1. This petition under Article 226 of the Constitution of India is filed by the petitioners challenging the orders passed by the Assistant Collector of Central Excise at Exhs. H and I rejecting the classification list dated March 7, 1978 in respect of hardened vegetable non-essential oil, submitted by the petitioners.
2. The petitioners are a company registered under the Companies Act, 1956 and have their mills at Sewri, Bombay. The petitioners are manufacturers, inter alia, of Laundry and Toilet soaps. In the manufacture of soaps, the petitioners use minor and inedible oils like rice-bran oil, castor oil, sal oil, kusum oil, neem-oil etc. The petitioners further stated that it has been the policy of the Government to encourage use of the minor oils. To make some of these oils fit for use in soap manufacture they have to undergo certain processes like bleaching, treatment with acid or alkali and also hardening by hydrogenation. The petitioners then described the process that they follow and ultimately the oil which they manufacture is hardened technical oil known as HT oils.
3. The petitioners then stated that under and by virtue of Notification No. CER-8(3) dated January 14, 1956 the hardened technical oil was exempt ed from payment of excise duty provided it was used in the manufacture of soap. This notification however was rescinded with effect from March 1, 1978. The notification is annexed to the petition at Ex. A. In view of the revocation of the said notification at Ex. A the petitioners filed their classification list or their product at Ex. C to the Superintendent of Central Excise. The Superintendent of Central Excise however, did not accept the classification submitted by the petitioners at Ex. C and issued a show cause notice at Ex. E to the petitioners. In the show cause notice the Superintendent of Central Excise indicated that the product of the petitioners still falls under Tariff Item No. 13 and not 12 as shown in the classification at Ex. C. The Superintendent of Central Excise therefore called upon the petitioners to file their explanation to the show cause notice. After filing the explanation to the show cause notice, the Assistant Collector by his letter dated October 6, 1978 at Ex. H informed the petitioners that the hydrogenated oils unfit for human consumption were classified under the said Tariff Item 13 which was accepted by the petitioners till recently and that they continued to be correctly assessed to duty under Tarrif Item of C.E.T. only. The Assistant Collector further stated that the question of granting provisional assessment of the said product either under T.I 12 or T.I. 68 does not arise. He therefore rejected the request made by the petitioners. In regard to the classification list filed by the petitioners the Assistant Collector of Central Excise, Bombay, vide his letter dated November 3, 1978 informed the petitioners that the HT oils were classified in the past under T.I. 13 which was accepted by them. The classification now sought to be made under T.I. 12 is not acceptable in view of the fact that in the past the petitioners have accepted the classification of H.T. oils under T.I. 13. The Assistant Collector further stated that he does not approve that the HT oils fall under T.I. 12 but consistent with the past conduct it has to be covered under T.I. 13. Accordingly he rejected the classification list filed by the petitioners.

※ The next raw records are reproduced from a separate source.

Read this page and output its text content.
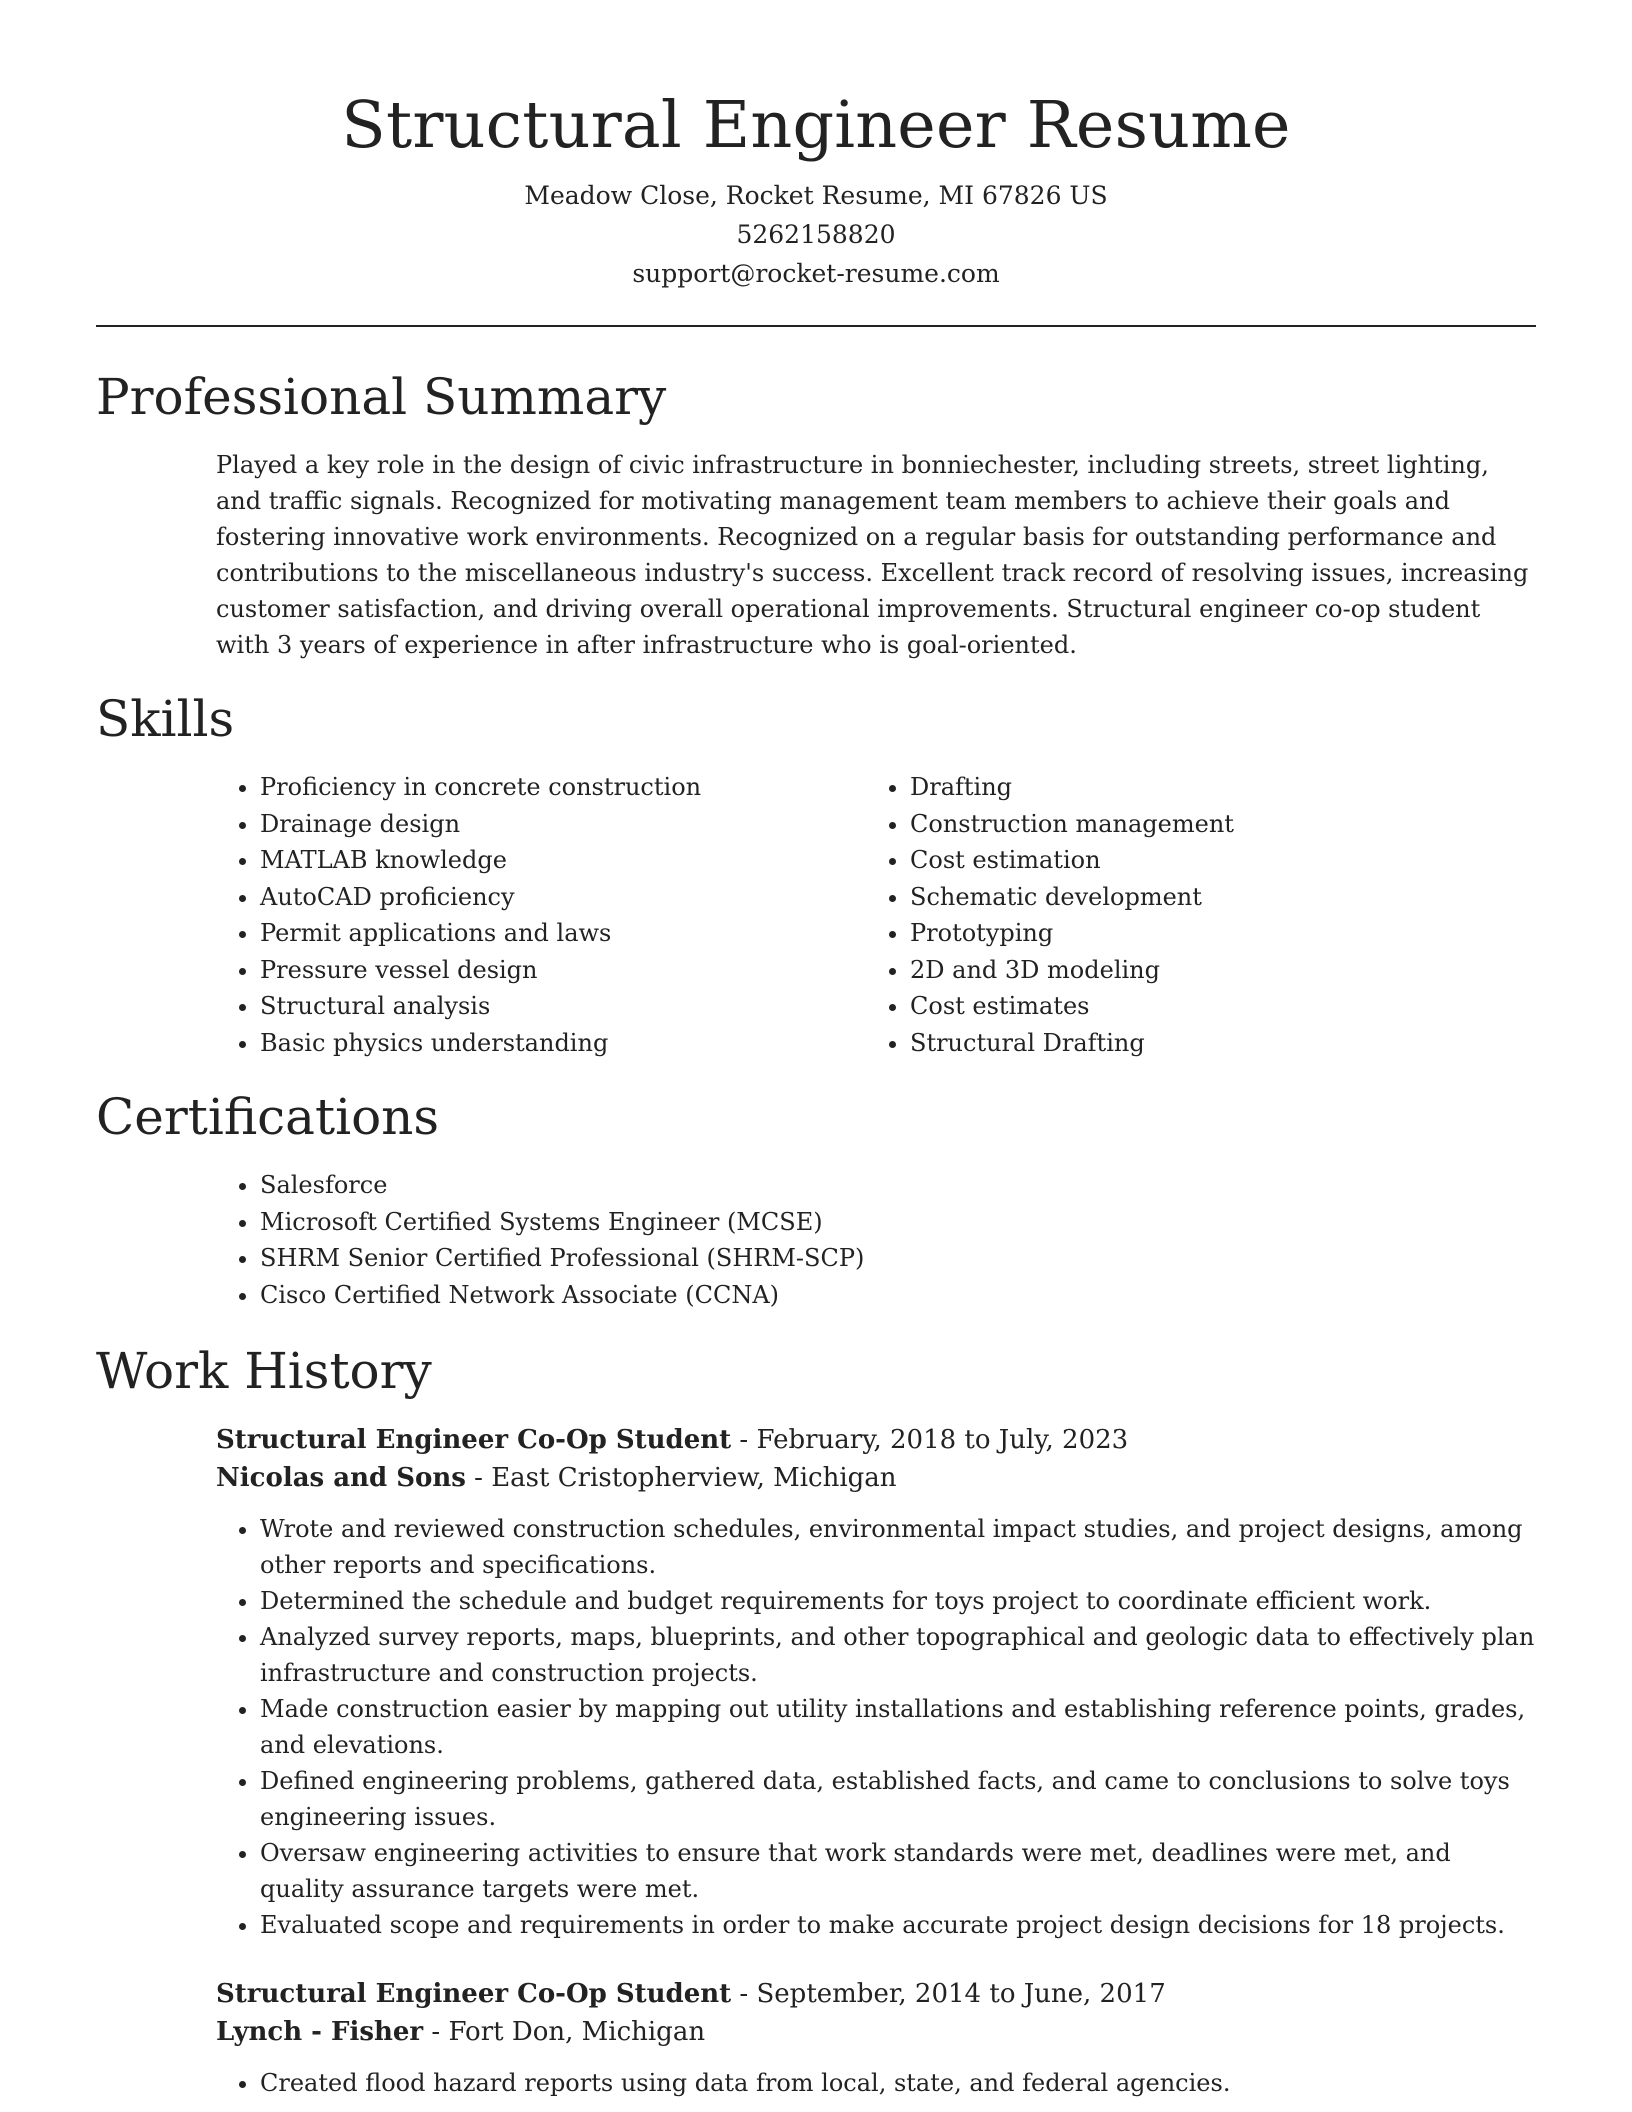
Structural Engineer Resume
Meadow Close, Rocket Resume, MI 67826 US
5262158820
support@rocket-resume.com
Professional Summary

Played a key role in the design of civic infrastructure in bonniechester, including streets, street lighting, and traffic signals. Recognized for motivating management team members to achieve their goals and fostering innovative work environments. Recognized on a regular basis for outstanding performance and contributions to the miscellaneous industry's success. Excellent track record of resolving issues, increasing customer satisfaction, and driving overall operational improvements. Structural engineer co-op student with 3 years of experience in after infrastructure who is goal-oriented.

Skills
• Proficiency in concrete construction
• Drainage design
• MATLAB knowledge
• AutoCAD proficiency
• Permit applications and laws
• Pressure vessel design
• Structural analysis
• Basic physics understanding
• Drafting
• Construction management
• Cost estimation
• Schematic development
• Prototyping
• 2D and 3D modeling
• Cost estimates
• Structural Drafting
Certifications
• Salesforce
• Microsoft Certified Systems Engineer (MCSE)
• SHRM Senior Certified Professional (SHRM-SCP)
• Cisco Certified Network Associate (CCNA)
Work History
Structural Engineer Co-Op Student - February, 2018 to July, 2023
Nicolas and Sons - East Cristopherview, Michigan
• Wrote and reviewed construction schedules, environmental impact studies, and project designs, among other reports and specifications.
• Determined the schedule and budget requirements for toys project to coordinate efficient work.
• Analyzed survey reports, maps, blueprints, and other topographical and geologic data to effectively plan infrastructure and construction projects.
• Made construction easier by mapping out utility installations and establishing reference points, grades, and elevations.
• Defined engineering problems, gathered data, established facts, and came to conclusions to solve toys engineering issues.
• Oversaw engineering activities to ensure that work standards were met, deadlines were met, and quality assurance targets were met.
• Evaluated scope and requirements in order to make accurate project design decisions for 18 projects.
Structural Engineer Co-Op Student - September, 2014 to June, 2017
Lynch - Fisher - Fort Don, Michigan
• Created flood hazard reports using data from local, state, and federal agencies.
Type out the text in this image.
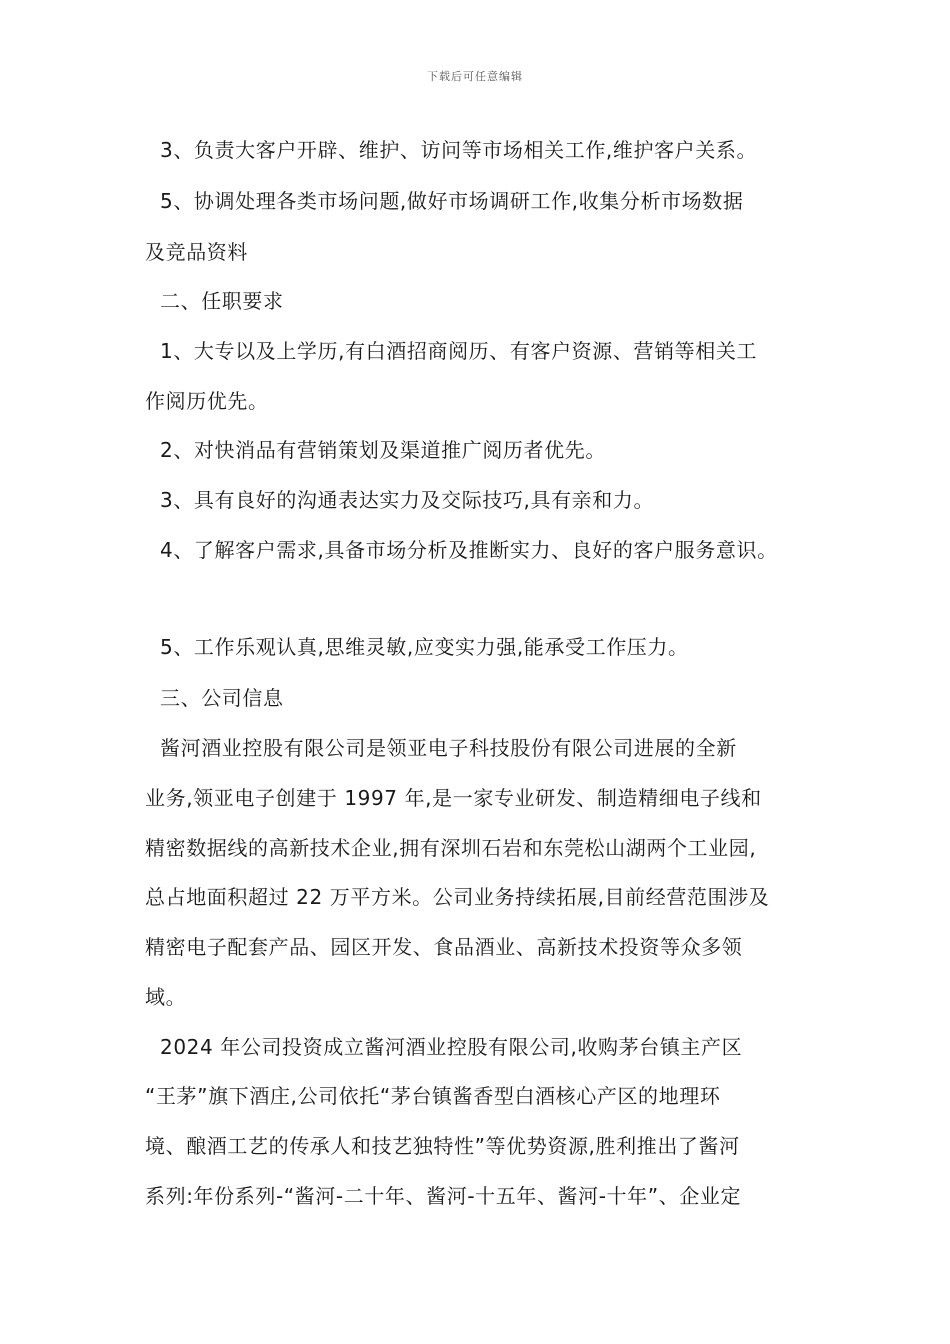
下载后可任意编辑
3、负责大客户开辟、维护、访问等市场相关工作,维护客户关系。
5、协调处理各类市场问题,做好市场调研工作,收集分析市场数据
及竞品资料
二、任职要求
1、大专以及上学历,有白酒招商阅历、有客户资源、营销等相关工
作阅历优先。
2、对快消品有营销策划及渠道推广阅历者优先。
3、具有良好的沟通表达实力及交际技巧,具有亲和力。
4、了解客户需求,具备市场分析及推断实力、良好的客户服务意识。
5、工作乐观认真,思维灵敏,应变实力强,能承受工作压力。
三、公司信息
酱河酒业控股有限公司是领亚电子科技股份有限公司进展的全新
业务,领亚电子创建于 1997 年,是一家专业研发、制造精细电子线和
精密数据线的高新技术企业,拥有深圳石岩和东莞松山湖两个工业园,
总占地面积超过 22 万平方米。公司业务持续拓展,目前经营范围涉及
精密电子配套产品、园区开发、食品酒业、高新技术投资等众多领
域。
2024 年公司投资成立酱河酒业控股有限公司,收购茅台镇主产区
“王茅”旗下酒庄,公司依托“茅台镇酱香型白酒核心产区的地理环
境、酿酒工艺的传承人和技艺独特性”等优势资源,胜利推出了酱河
系列:年份系列-“酱河-二十年、酱河-十五年、酱河-十年”、企业定
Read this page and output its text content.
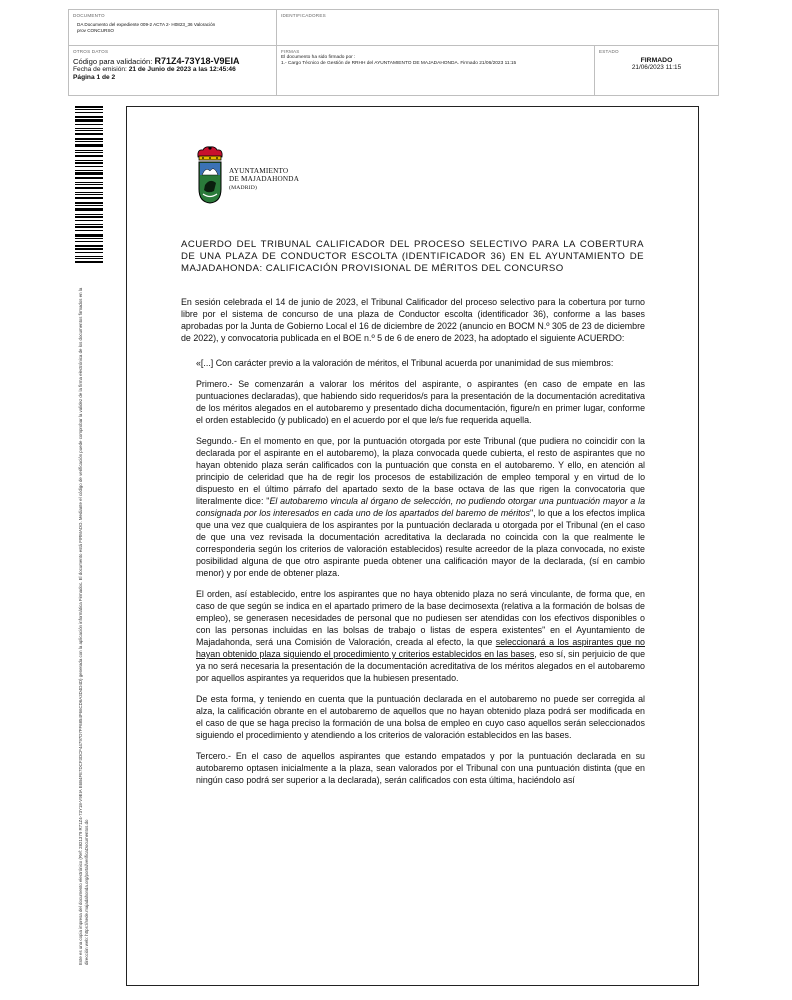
DOCUMENTO
DA Documento del expediente 009-2 ACTA 2- H0823_36 Valoración
prov CONCURSO
IDENTIFICADORES
OTROS DATOS
Código para validación: R71Z4-73Y18-V9EIA
Fecha de emisión: 21 de Junio de 2023 a las 12:45:46
Página 1 de 2
FIRMAS
El documento ha sido firmado por :
1.- Cargo Técnico de Gestión de RRHH del AYUNTAMIENTO DE MAJADAHONDA. Firmado 21/06/2023 11:15
ESTADO
FIRMADO
21/06/2023 11:15
Este es una copia impresa del documento electrónico (Ref: 2821379 R71Z4-73Y18-V9EIA E6B4FE7DCF3DCF44797D7FF6854F66CD6A3D4D4D) generada con la aplicación informática Firmadoc. El documento está FIRMADO. Mediante el código de verificación puede comprobar la validez de la firma electrónica de los documentos firmados en la dirección web: https://sede.majadahonda.org/portal/verificaDocumentos.do
AYUNTAMIENTO
DE MAJADAHONDA
(MADRID)
ACUERDO DEL TRIBUNAL CALIFICADOR DEL PROCESO SELECTIVO PARA LA COBERTURA DE UNA PLAZA DE CONDUCTOR ESCOLTA (IDENTIFICADOR 36) EN EL AYUNTAMIENTO DE MAJADAHONDA: CALIFICACIÓN PROVISIONAL DE MÉRITOS DEL CONCURSO

En sesión celebrada el 14 de junio de 2023, el Tribunal Calificador del proceso selectivo para la cobertura por turno libre por el sistema de concurso de una plaza de Conductor escolta (identificador 36), conforme a las bases aprobadas por la Junta de Gobierno Local el 16 de diciembre de 2022 (anuncio en BOCM N.º 305 de 23 de diciembre de 2022), y convocatoria publicada en el BOE n.º 5 de 6 de enero de 2023, ha adoptado el siguiente ACUERDO:

«[...] Con carácter previo a la valoración de méritos, el Tribunal acuerda por unanimidad de sus miembros:

Primero.- Se comenzarán a valorar los méritos del aspirante, o aspirantes (en caso de empate en las puntuaciones declaradas), que habiendo sido requeridos/s para la presentación de la documentación acreditativa de los méritos alegados en el autobaremo y presentado dicha documentación, figure/n en primer lugar, conforme el orden establecido (y publicado) en el acuerdo por el que le/s fue requerida aquella.

Segundo.- En el momento en que, por la puntuación otorgada por este Tribunal (que pudiera no coincidir con la declarada por el aspirante en el autobaremo), la plaza convocada quede cubierta, el resto de aspirantes que no hayan obtenido plaza serán calificados con la puntuación que consta en el autobaremo. Y ello, en atención al principio de celeridad que ha de regir los procesos de estabilización de empleo temporal y en virtud de lo dispuesto en el último párrafo del apartado sexto de la base octava de las que rigen la convocatoria que literalmente dice: "El autobaremo vincula al órgano de selección, no pudiendo otorgar una puntuación mayor a la consignada por los interesados en cada uno de los apartados del baremo de méritos", lo que a los efectos implica que una vez que cualquiera de los aspirantes por la puntuación declarada u otorgada por el Tribunal (en el caso de que una vez revisada la documentación acreditativa la declarada no coincida con la que realmente le corresponderia según los criterios de valoración establecidos) resulte acreedor de la plaza convocada, no existe posibilidad alguna de que otro aspirante pueda obtener una calificación mayor de la declarada, (sí en cambio menor) y por ende de obtener plaza.

El orden, así establecido, entre los aspirantes que no haya obtenido plaza no será vinculante, de forma que, en caso de que según se indica en el apartado primero de la base decimosexta (relativa a la formación de bolsas de empleo), se generasen necesidades de personal que no pudiesen ser atendidas con los efectivos disponibles o con las personas incluidas en las bolsas de trabajo o listas de espera existentes" en el Ayuntamiento de Majadahonda, será una Comisión de Valoración, creada al efecto, la que seleccionará a los aspirantes que no hayan obtenido plaza siguiendo el procedimiento y criterios establecidos en las bases, eso sí, sin perjuicio de que ya no será necesaria la presentación de la documentación acreditativa de los méritos alegados en el autobaremo por aquellos aspirantes ya requeridos que la hubiesen presentado.

De esta forma, y teniendo en cuenta que la puntuación declarada en el autobaremo no puede ser corregida al alza, la calificación obrante en el autobaremo de aquellos que no hayan obtenido plaza podrá ser modificada en el caso de que se haga preciso la formación de una bolsa de empleo en cuyo caso aquellos serán seleccionados siguiendo el procedimiento y atendiendo a los criterios de valoración establecidos en las bases.

Tercero.- En el caso de aquellos aspirantes que estando empatados y por la puntuación declarada en su autobaremo optasen inicialmente a la plaza, sean valorados por el Tribunal con una puntuación distinta (que en ningún caso podrá ser superior a la declarada), serán calificados con esta última, haciéndolo así
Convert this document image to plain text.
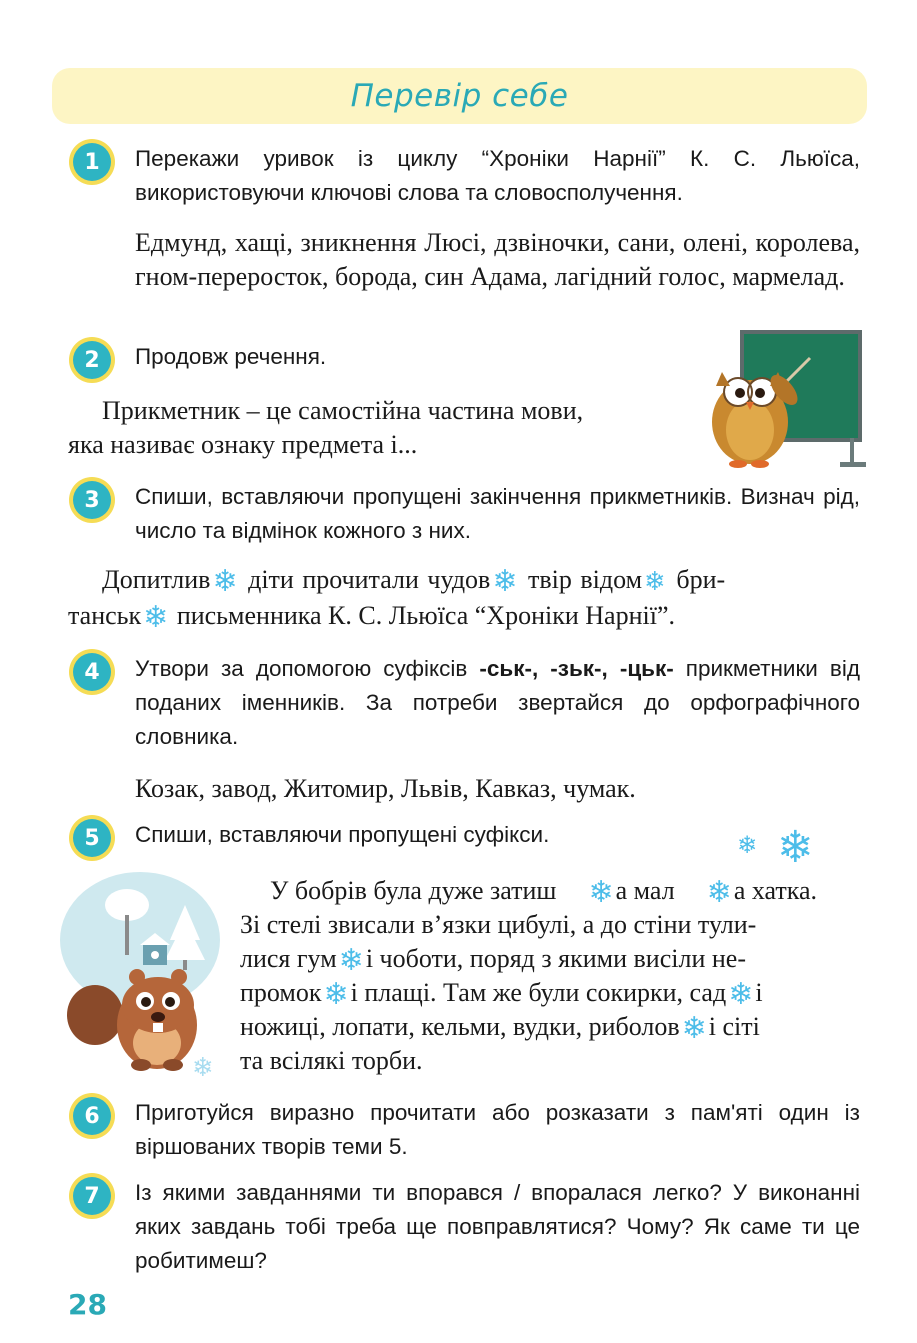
Перевір себе
1	Перекажи уривок із циклу “Хроніки Нарнії” К. С. Льюїса, використовуючи ключові слова та словосполучення.
Едмунд, хащі, зникнення Люсі, дзвіночки, сани, олені, королева, гном-переросток, борода, син Адама, лагідний голос, мармелад.
2	Продовж речення.
Прикметник – це самостійна частина мови,
яка називає ознаку предмета і...
3	Спиши, вставляючи пропущені закінчення прикметників. Визнач рід, число та відмінок кожного з них.
Допитлив❄ діти прочитали чудов❄ твір відом❄ бри-
танськ❄ письменника К. С. Льюїса “Хроніки Нарнії”.
4	Утвори за допомогою суфіксів -ськ-, -зьк-, -цьк- прикметники від поданих іменників. За потреби звертайся до орфографічного словника.
Козак, завод, Житомир, Львів, Кавказ, чумак.
5	Спиши, вставляючи пропущені суфікси.	❄ ❄
❄
У бобрів була дуже затиш ❄а мал ❄а хатка.
Зі стелі звисали в’язки цибулі, а до стіни тули-
лися гум❄і чоботи, поряд з якими висіли не-
промок❄і плащі. Там же були сокирки, сад❄і
ножиці, лопати, кельми, вудки, риболов❄і сіті
та всілякі торби.
6	Приготуйся виразно прочитати або розказати з пам'яті один із віршованих творів теми 5.
7	Із якими завданнями ти впорався / впоралася легко? У виконанні яких завдань тобі треба ще повправлятися? Чому? Як саме ти це робитимеш?
28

4. It is these two orders which are under challenge in this petition.
5. It is needless to refer to the rival arguments advanced on behalf of both the parties. The orders at Ex. H and I are liable to be set aside only on the short ground that the second respondent has failed to give personal hearing before he passed orders at Ex. H and I rejecting the classification list submitted by the petitioners. The petitioners in their reply to the show cause notice have specifically asked for the personal hearing and, in my opinion, the second respondent was not justified in refusing the personal hearing and passing the orders ex parte. The orders in my opinion, are ex facie illegal and deserve to be quashed and set aside.
6. Both the parties have raised several contentions in the form of their affidavits. The Assistant Collector shall take into account all these contentions including the judgment rendered in Miscellaneous Petition No. 1402 of 1975 on November 24, 1980 by Parekh, J. as well as any other judgment of the Supreme Court and other High Courts if cited before him. It is, however, made clear that until the classification is made final by the Assistant Collector, the said Officer shall not levy any duty on the product of the petitioners. Both the parties agree that the interim order passed at the stage of admission to continue until final orders are passed by the Assistant Collector. The Assistant Collector shall dispose off the proceedings as expeditiously as possible and preferably within four months from to-day.
7. In the result the rule is discharged subject to the above directions. There shall be no order as to costs.